Judy Crawford, the program's moderator, agreed: "There
is a critical mass - a point where we can grow and grow, and build
and build, and keep getting more people. But at some point we're
going to hit that critical mass where we start losing our whole identity
- we start losing what it is that is Vineyard, what it is that
people come here for, and move here for. So looking for that critical
point is important, and I don't think it's that easy to
identify."

From the audience, Joan Ames of West Tisbury took up the theme,
citing a 1987 Louis Harris poll commissioned by the Vineyard Gazette.
"The majority of people in 1987 wanted a one-year moratorium on
all building. That's how strongly they felt. They also strongly
trusted the commission, and a majority were willing to organize Vineyard
towns under one government. That's how desperate people were in
1987."

Looking Ahead

As the forum closed, Mr. London hazarded some thoughts on what might
lie ahead for the Vineyard economy.

"I do think we have to think about longer-term, bigger
changes," Mr. London said. "It isn't just, this year
we have fewer tourists than last year. We have to ask ourselves where
are we going to be? Where we were in the 19th century was very different
from in the 20th century, and the 21st century might be very, very
different. Rather than chasing after the small changes, a few more
tourists or a bit more promotion to get them, maybe we have to be seeing
what those big changes are.

"We happen to have a certain number of hotels, motels and bed
and breakfasts on Martha's Vineyard. It's perhaps, to a
certain extent, a reflection of the market, but it's probably also
a reflection of all kinds of other historical circumstances. Is it the
right number? What would happen if we had only half as many tourists in
a generation from now? Would we have a lot more retirees?

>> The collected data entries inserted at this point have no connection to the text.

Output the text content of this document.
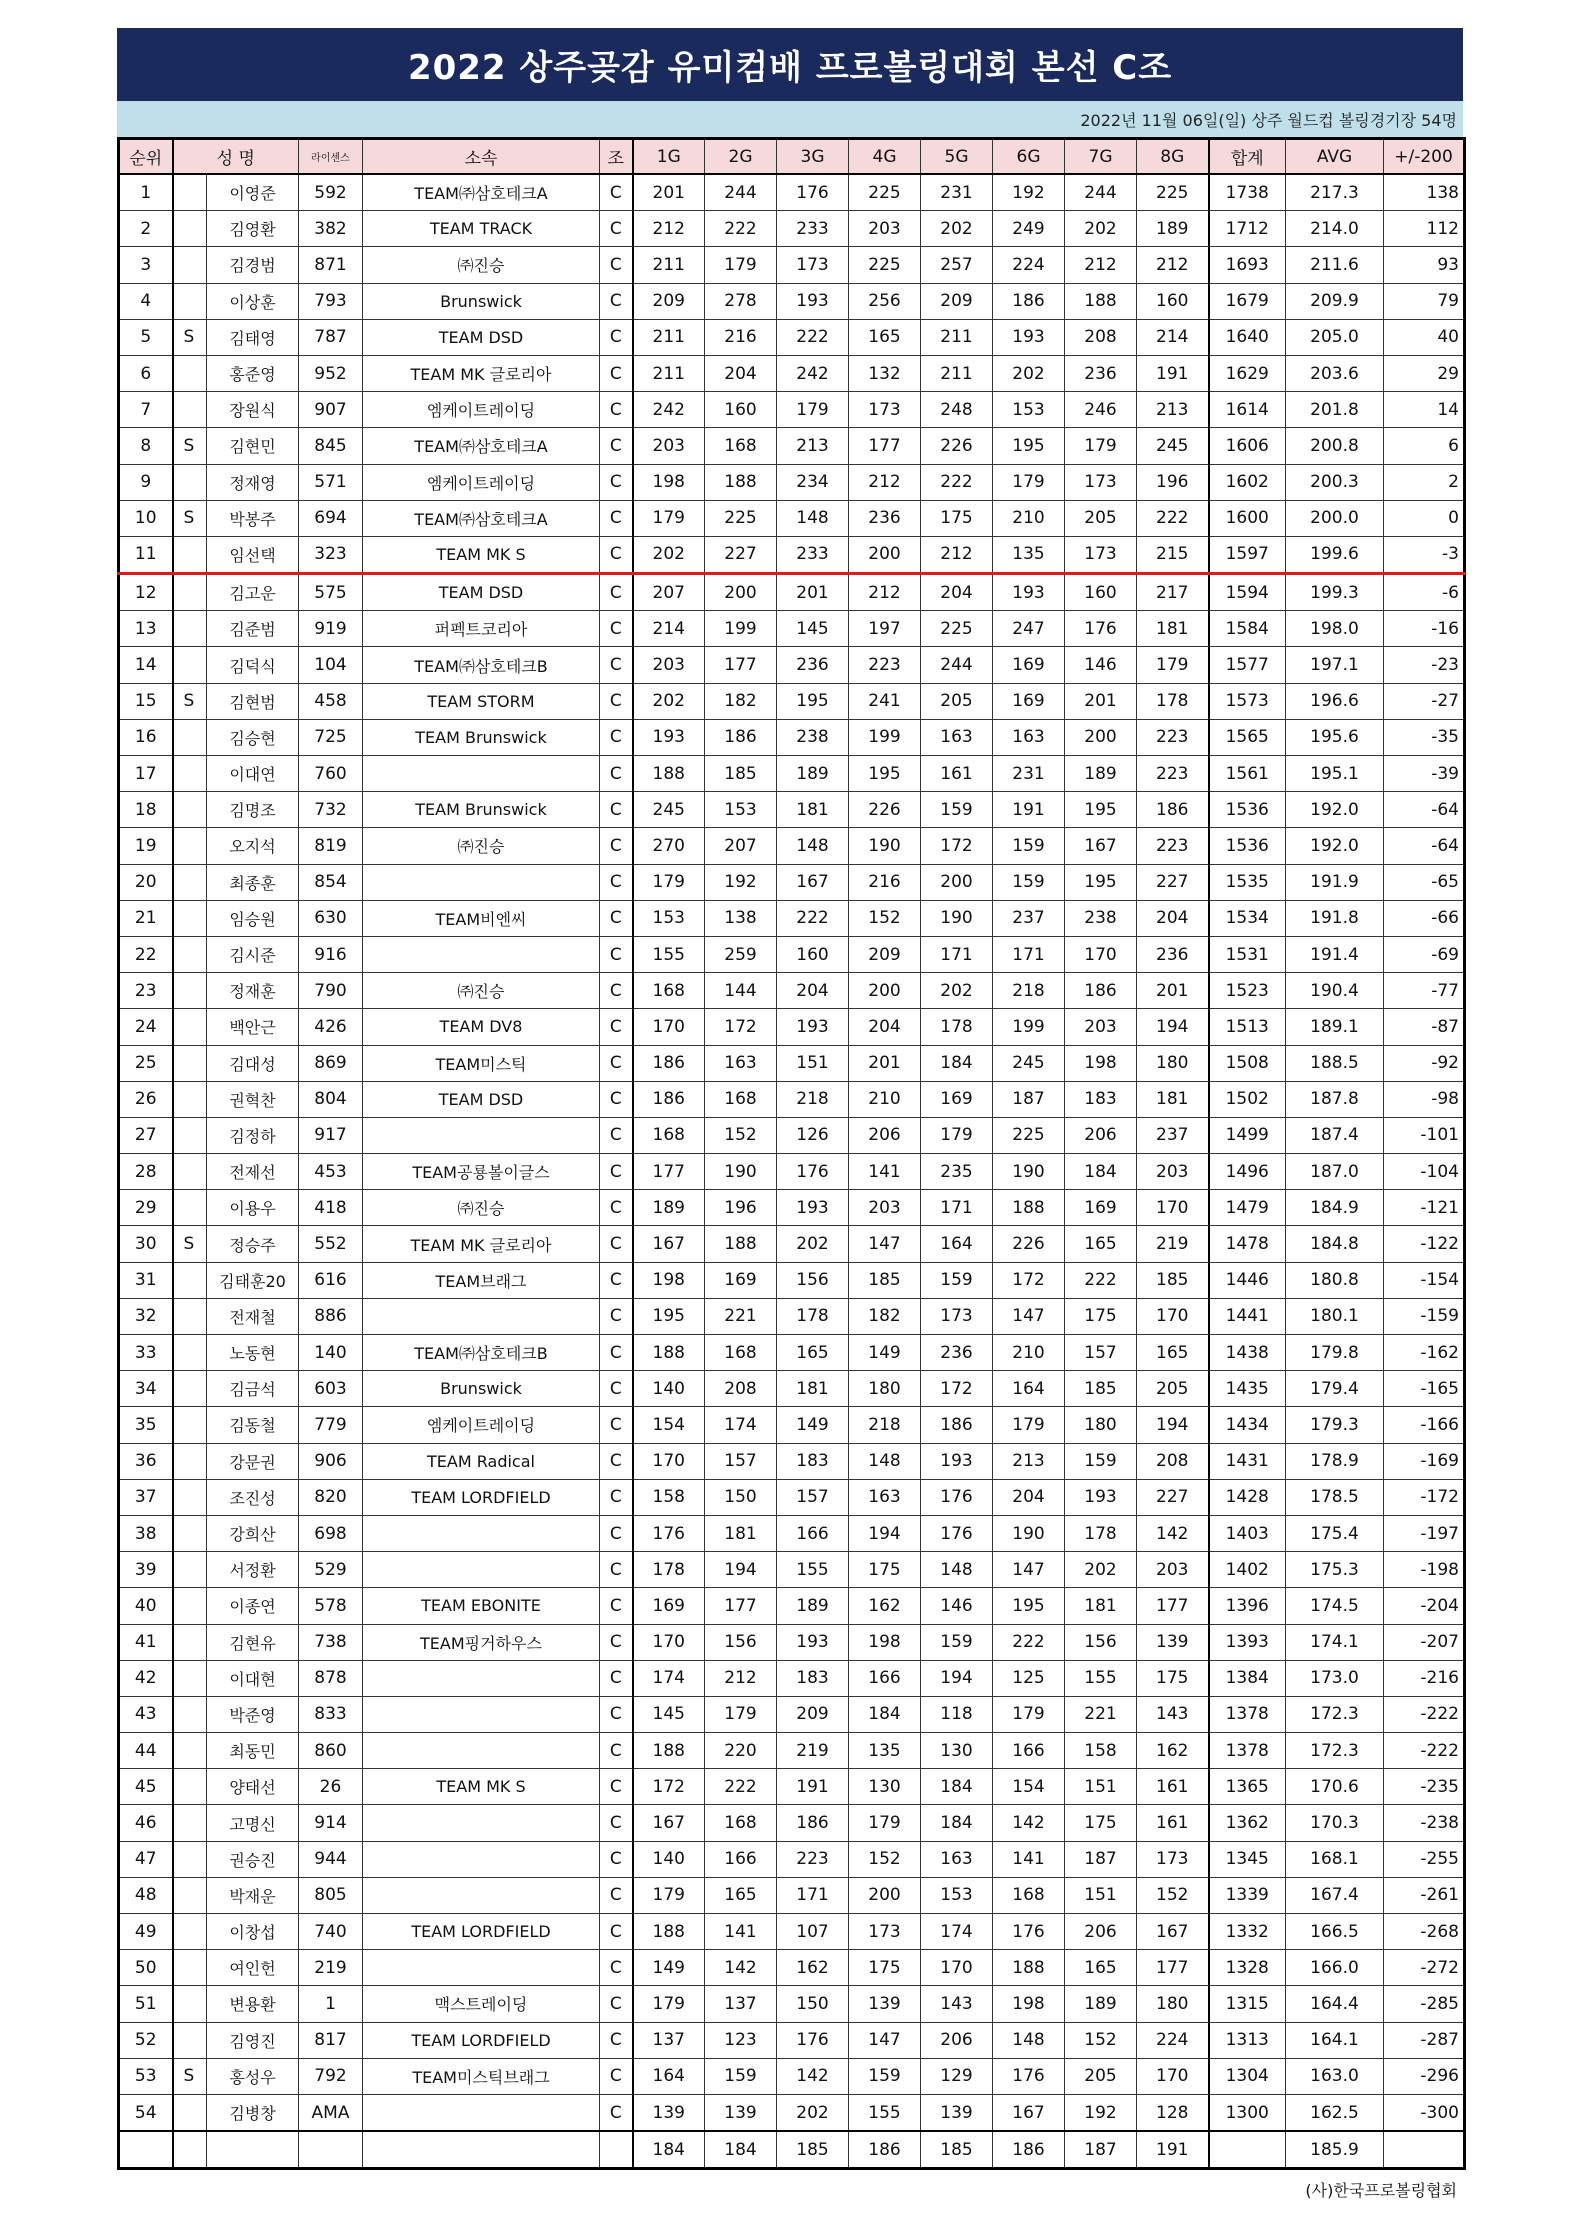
2022 상주곶감 유미컴배 프로볼링대회 본선 C조
2022년 11월 06일(일) 상주 월드컵 볼링경기장 54명
순위	성 명		라이센스	소속	조	1G	2G	3G	4G	5G	6G	7G	8G	합계	AVG	+/-200
1		이영준	592	TEAM㈜삼호테크A	C	201	244	176	225	231	192	244	225	1738	217.3	138
2		김영환	382	TEAM TRACK	C	212	222	233	203	202	249	202	189	1712	214.0	112
3		김경범	871	㈜진승	C	211	179	173	225	257	224	212	212	1693	211.6	93
4		이상훈	793	Brunswick	C	209	278	193	256	209	186	188	160	1679	209.9	79
5	S	김태영	787	TEAM DSD	C	211	216	222	165	211	193	208	214	1640	205.0	40
6		홍준영	952	TEAM MK 글로리아	C	211	204	242	132	211	202	236	191	1629	203.6	29
7		장원식	907	엠케이트레이딩	C	242	160	179	173	248	153	246	213	1614	201.8	14
8	S	김현민	845	TEAM㈜삼호테크A	C	203	168	213	177	226	195	179	245	1606	200.8	6
9		정재영	571	엠케이트레이딩	C	198	188	234	212	222	179	173	196	1602	200.3	2
10	S	박봉주	694	TEAM㈜삼호테크A	C	179	225	148	236	175	210	205	222	1600	200.0	0
11		임선택	323	TEAM MK S	C	202	227	233	200	212	135	173	215	1597	199.6	-3
12		김고운	575	TEAM DSD	C	207	200	201	212	204	193	160	217	1594	199.3	-6
13		김준범	919	퍼펙트코리아	C	214	199	145	197	225	247	176	181	1584	198.0	-16
14		김덕식	104	TEAM㈜삼호테크B	C	203	177	236	223	244	169	146	179	1577	197.1	-23
15	S	김현범	458	TEAM STORM	C	202	182	195	241	205	169	201	178	1573	196.6	-27
16		김승현	725	TEAM Brunswick	C	193	186	238	199	163	163	200	223	1565	195.6	-35
17		이대연	760		C	188	185	189	195	161	231	189	223	1561	195.1	-39
18		김명조	732	TEAM Brunswick	C	245	153	181	226	159	191	195	186	1536	192.0	-64
19		오지석	819	㈜진승	C	270	207	148	190	172	159	167	223	1536	192.0	-64
20		최종훈	854		C	179	192	167	216	200	159	195	227	1535	191.9	-65
21		임승원	630	TEAM비엔씨	C	153	138	222	152	190	237	238	204	1534	191.8	-66
22		김시준	916		C	155	259	160	209	171	171	170	236	1531	191.4	-69
23		정재훈	790	㈜진승	C	168	144	204	200	202	218	186	201	1523	190.4	-77
24		백안근	426	TEAM DV8	C	170	172	193	204	178	199	203	194	1513	189.1	-87
25		김대성	869	TEAM미스틱	C	186	163	151	201	184	245	198	180	1508	188.5	-92
26		권혁찬	804	TEAM DSD	C	186	168	218	210	169	187	183	181	1502	187.8	-98
27		김정하	917		C	168	152	126	206	179	225	206	237	1499	187.4	-101
28		전제선	453	TEAM공룡볼이글스	C	177	190	176	141	235	190	184	203	1496	187.0	-104
29		이용우	418	㈜진승	C	189	196	193	203	171	188	169	170	1479	184.9	-121
30	S	정승주	552	TEAM MK 글로리아	C	167	188	202	147	164	226	165	219	1478	184.8	-122
31		김태훈20	616	TEAM브래그	C	198	169	156	185	159	172	222	185	1446	180.8	-154
32		전재철	886		C	195	221	178	182	173	147	175	170	1441	180.1	-159
33		노동현	140	TEAM㈜삼호테크B	C	188	168	165	149	236	210	157	165	1438	179.8	-162
34		김금석	603	Brunswick	C	140	208	181	180	172	164	185	205	1435	179.4	-165
35		김동철	779	엠케이트레이딩	C	154	174	149	218	186	179	180	194	1434	179.3	-166
36		강문권	906	TEAM Radical	C	170	157	183	148	193	213	159	208	1431	178.9	-169
37		조진성	820	TEAM LORDFIELD	C	158	150	157	163	176	204	193	227	1428	178.5	-172
38		강희산	698		C	176	181	166	194	176	190	178	142	1403	175.4	-197
39		서정환	529		C	178	194	155	175	148	147	202	203	1402	175.3	-198
40		이종연	578	TEAM EBONITE	C	169	177	189	162	146	195	181	177	1396	174.5	-204
41		김현유	738	TEAM핑거하우스	C	170	156	193	198	159	222	156	139	1393	174.1	-207
42		이대현	878		C	174	212	183	166	194	125	155	175	1384	173.0	-216
43		박준영	833		C	145	179	209	184	118	179	221	143	1378	172.3	-222
44		최동민	860		C	188	220	219	135	130	166	158	162	1378	172.3	-222
45		양태선	26	TEAM MK S	C	172	222	191	130	184	154	151	161	1365	170.6	-235
46		고명신	914		C	167	168	186	179	184	142	175	161	1362	170.3	-238
47		권승진	944		C	140	166	223	152	163	141	187	173	1345	168.1	-255
48		박재운	805		C	179	165	171	200	153	168	151	152	1339	167.4	-261
49		이창섭	740	TEAM LORDFIELD	C	188	141	107	173	174	176	206	167	1332	166.5	-268
50		여인헌	219		C	149	142	162	175	170	188	165	177	1328	166.0	-272
51		변용환	1	맥스트레이딩	C	179	137	150	139	143	198	189	180	1315	164.4	-285
52		김영진	817	TEAM LORDFIELD	C	137	123	176	147	206	148	152	224	1313	164.1	-287
53	S	홍성우	792	TEAM미스틱브래그	C	164	159	142	159	129	176	205	170	1304	163.0	-296
54		김병창	AMA		C	139	139	202	155	139	167	192	128	1300	162.5	-300
						184	184	185	186	185	186	187	191		185.9	
(사)한국프로볼링협회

Would we have
more year-round people because technology lets people be footloose and
fancy-free, and they can locate where the quality of the environment is
higher? Maybe we won't need as many people to work in the T-shirt
shops if the economy evolved that way."

Ms. Northcross had a quick response to Mr. London's
reflections, reminding him that tourism as an industry won't be
going away any time soon:

"I think as long as you have such a beautiful place, and we
still have freedom to travel in this country, people will want to come
here just to see it. You will always have that dynamic, and Cape Cod
will be the same way. I think you have an opportunity to preserve your
absolutely stunning beauty and village qualities by finding and
supporting some of these entrepreneurial and niche businesses that
[people] can create in their own homes, export to the globe, hire or
subcontract a few other people, and pay the same rate as the guy
who's coming over in his Lexus and staying for a week."